Our novel visualization technique is integrated into the web application for the weighted maturity model. Since the application relies entirely on client-side scripting, the visualization utilizes the open-source JavaScript library D3.js (https://d3js.org (accessed on 9 February 2025)), which offers powerful functions and tools for creating dynamic, interactive visualizations [57].

6. Conclusions

The developed comprehensive weighted maturity model provides an enhancement for the data preparation process, ensuring that the data are prepared in the best possible way to meet the objectives of the data analysis. With the calculated level of maturity for data preparation, a quantifiable value is determined that describes the extent to which the prepared data align with the subsequent data analysis. The additional integration of the weighting scheme for the different criteria, which are used to ascertain the level of maturity, is a significant development as it enables the level of maturity to be much more expressive for the data preparation process. The development of an automated evaluation for the weighted maturity model with a web application, as well as a novel visualization for displaying the results of the level of maturity with different available features to obtain further insights into the level of maturity, provide an easy, accessible, straightforward, and fast way to utilize the weighted maturity model within a data analysis project.
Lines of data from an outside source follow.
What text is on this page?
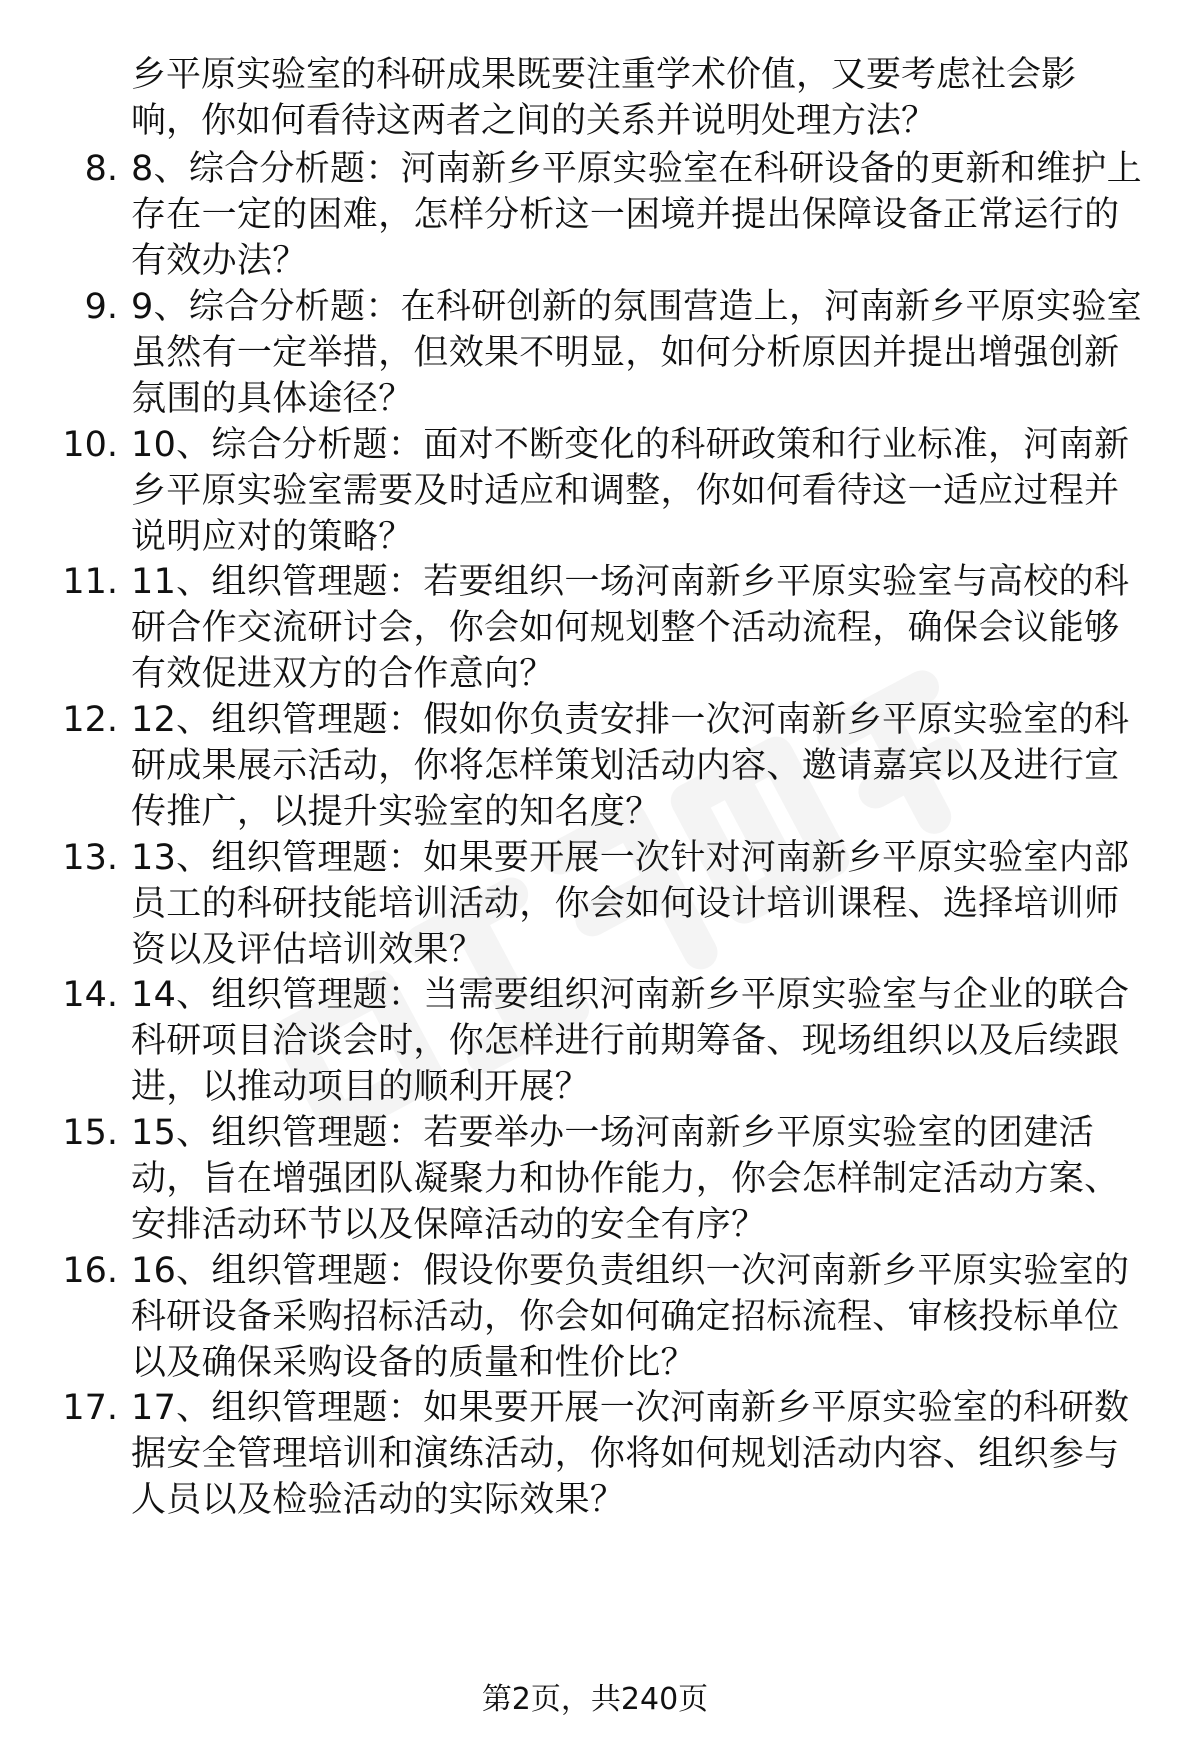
乡平原实验室的科研成果既要注重学术价值，又要考虑社会影响，你如何看待这两者之间的关系并说明处理方法？

8. 8、综合分析题：河南新乡平原实验室在科研设备的更新和维护上存在一定的困难，怎样分析这一困境并提出保障设备正常运行的有效办法？
9. 9、综合分析题：在科研创新的氛围营造上，河南新乡平原实验室虽然有一定举措，但效果不明显，如何分析原因并提出增强创新氛围的具体途径？
10. 10、综合分析题：面对不断变化的科研政策和行业标准，河南新乡平原实验室需要及时适应和调整，你如何看待这一适应过程并说明应对的策略？
11. 11、组织管理题：若要组织一场河南新乡平原实验室与高校的科研合作交流研讨会，你会如何规划整个活动流程，确保会议能够有效促进双方的合作意向？
12. 12、组织管理题：假如你负责安排一次河南新乡平原实验室的科研成果展示活动，你将怎样策划活动内容、邀请嘉宾以及进行宣传推广，以提升实验室的知名度？
13. 13、组织管理题：如果要开展一次针对河南新乡平原实验室内部员工的科研技能培训活动，你会如何设计培训课程、选择培训师资以及评估培训效果？
14. 14、组织管理题：当需要组织河南新乡平原实验室与企业的联合科研项目洽谈会时，你怎样进行前期筹备、现场组织以及后续跟进，以推动项目的顺利开展？
15. 15、组织管理题：若要举办一场河南新乡平原实验室的团建活动，旨在增强团队凝聚力和协作能力，你会怎样制定活动方案、安排活动环节以及保障活动的安全有序？
16. 16、组织管理题：假设你要负责组织一次河南新乡平原实验室的科研设备采购招标活动，你会如何确定招标流程、审核投标单位以及确保采购设备的质量和性价比？
17. 17、组织管理题：如果要开展一次河南新乡平原实验室的科研数据安全管理培训和演练活动，你将如何规划活动内容、组织参与人员以及检验活动的实际效果？
第2页，共240页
An obvious step for future work to allow for the usage of the weighted maturity model is the publication of the web application to a publicly accessible web page so that it can be used by anyone. Furthermore, a comparison of the novel visualization developed for the weighted maturity model with established visualization types is necessary to demonstrate its advantages. The gathered weights for the criteria reveal the Relevance/Interpretability criterion as the most important criterion for the data preparation process. This observation can be further substantiated by the literature, as the understanding of the objectives can be seen as, perhaps, the most important phase for a data analysis project [11]. The Uniqueness criterion, conversely, is of the least importance. This observation prompts a review of the criteria for the weighted maturity model, with the possibility of removing or substituting the Uniqueness criterion with an alternative criterion that seems to be missing in the current weighted maturity model. In such cases, the criteria interdependencies, as well as the evaluative qualitative content analysis, must be revised to adjust the weighted maturity model to the changes in the criteria.

Author Contributions

Conceptualization and methodology, L.K., L.S. and T.U.; software, L.K.; investigation, L.K., L.S. and T.U.; writing and visualization, L.K., L.S. and T.U.; supervision, L.S. and T.U.; project administration, T.U.; funding acquisition, T.U. All authors have read and agreed to the published version of the manuscript.

Funding

The Austrian Research Promotion Agency (FFG) within the research project “PREdictions for Science, Engineering N’ Technology (PRESENT)”, GA No. FO999899544.

Institutional Review Board Statement

Not applicable.

Informed Consent Statement

Not applicable.

Data Availability Statement

Data available in a publicly accessible repository https://codeberg.org/FraunhoferAustria/PRESENT_DataMaturityModel.git (accessed on 14 April 2025).

Conflicts of Interest

Authors Lin Shao and Torsten Ullrich were employed by Fraunhofer Austria Research GmbH. The remaining authors declare that the research was conducted in the absence of any commercial or financial relationships that could be construed as a potential conflict of interest.

Appendix A. Interview Guide

It should be noted that the original interview guide and, thus, the version distributed to the interview participants were formulated in German. The interview guide shown below presents its English version.

Appendix B. Coding Frame

Table A1. Codebook for the qualitative content analysis.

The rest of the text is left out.